O que me chamou a atenção foi a declaração de um dos co-autores do artigo para contra-argumentar Gilad. Relata Woolston: "Michael Snyder, a geneticist at Stanford University in California and co-author of the original paper, stands by his team’s study and its conclusions and says that Gilad broke the 'social norms' of science by initially posting the critique on Twitter." ["Michael Snyder, geneticista da Stanford University na Califórnia e co-autor do artigo original, defende o estudo de sua equipe e suas conclusões e diz que Gilad quebrou as 'normas sociais' da ciência ao postar inicialmente as críticas no Twitter."]

Não é novidade a identificação da existência de 'normas sociais' nas ciências. Os sociólogos das ciências, pelo menos desde Thomas Kuhn (e talvez antes), vêm denunciando a existência dela deste a década de 1960. Porém, notemos, a existência dessas normas é alvo de denúncia: não é esperado a existência de tais normas no fazer científico. O discurso é que o processo é objetivo, só os fatos contam. Ok, há questões éticas: não fazer os sujeitos experimentais sofrerem inutilmente e, no caso de humanos, sem consentimento prévio; não forjar dados, não plagiar... Há questões de validação: prioridade da descoberta para a publicação mais antiga, nome científico só válido com publicação oficial, aceitação de artigos publicados somente em revistas indexadas para fins de avaliação de produção... Mas regras sociais construídas na forma que seja um tabu abertamente reprovável a não conformidade a elas?

Não é usual o caminho da publicação de contestação pelo twitter? Não, não é. Até porque, dentro da tradição multicentenária da comunicação científica, as mídias sociais são uma novidade recentíssima. No entanto, qual é realmente o problema de tal caminho, ainda mais para se levantar a bandeira das 'normas sociais'?

Poderia se dizer que responderia após a publicação formal. Não haveria mal nisso. Contudo, ao criticar via 'normas sociais' está deixando de responder à crítica não pelo que ela realmente é - se as contestações são ou não procedentes, no caso, se a análise feita apoia ou não a conclusão -, mas simplesmente por causa da forma.

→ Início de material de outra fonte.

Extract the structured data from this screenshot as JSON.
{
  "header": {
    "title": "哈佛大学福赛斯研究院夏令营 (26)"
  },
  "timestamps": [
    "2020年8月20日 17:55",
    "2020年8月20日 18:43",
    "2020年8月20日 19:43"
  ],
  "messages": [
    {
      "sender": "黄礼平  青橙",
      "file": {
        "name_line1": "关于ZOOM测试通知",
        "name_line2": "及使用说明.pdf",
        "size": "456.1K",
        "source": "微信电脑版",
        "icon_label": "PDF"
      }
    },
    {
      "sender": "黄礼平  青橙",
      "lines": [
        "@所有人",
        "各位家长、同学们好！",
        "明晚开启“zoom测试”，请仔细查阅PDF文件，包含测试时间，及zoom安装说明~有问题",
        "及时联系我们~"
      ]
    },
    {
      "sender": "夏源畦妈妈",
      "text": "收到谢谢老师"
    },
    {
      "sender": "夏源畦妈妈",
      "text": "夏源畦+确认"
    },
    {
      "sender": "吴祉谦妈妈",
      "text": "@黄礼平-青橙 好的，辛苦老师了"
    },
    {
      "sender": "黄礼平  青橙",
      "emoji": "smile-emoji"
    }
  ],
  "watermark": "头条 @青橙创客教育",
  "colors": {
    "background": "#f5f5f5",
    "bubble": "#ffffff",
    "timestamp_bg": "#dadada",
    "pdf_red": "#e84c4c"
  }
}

'Normas sociais' podem ser levantadas no sentido de tentar explicar a forma como determinados cientistas ou grupos de cientistas agem: compadrio, moda, formalidades, manias, rapapés... não como exatamente 'normas': regras (mais ou menos arbitrárias e não validadas cientificamente, contando apenas com o peso da tradição e da ditadura da maioria) às quais as pessoas *devem* se conformar.

Em geral, quebrar 'normas sociais', em ciências, deveria ser alvo até de admiração, não de censura.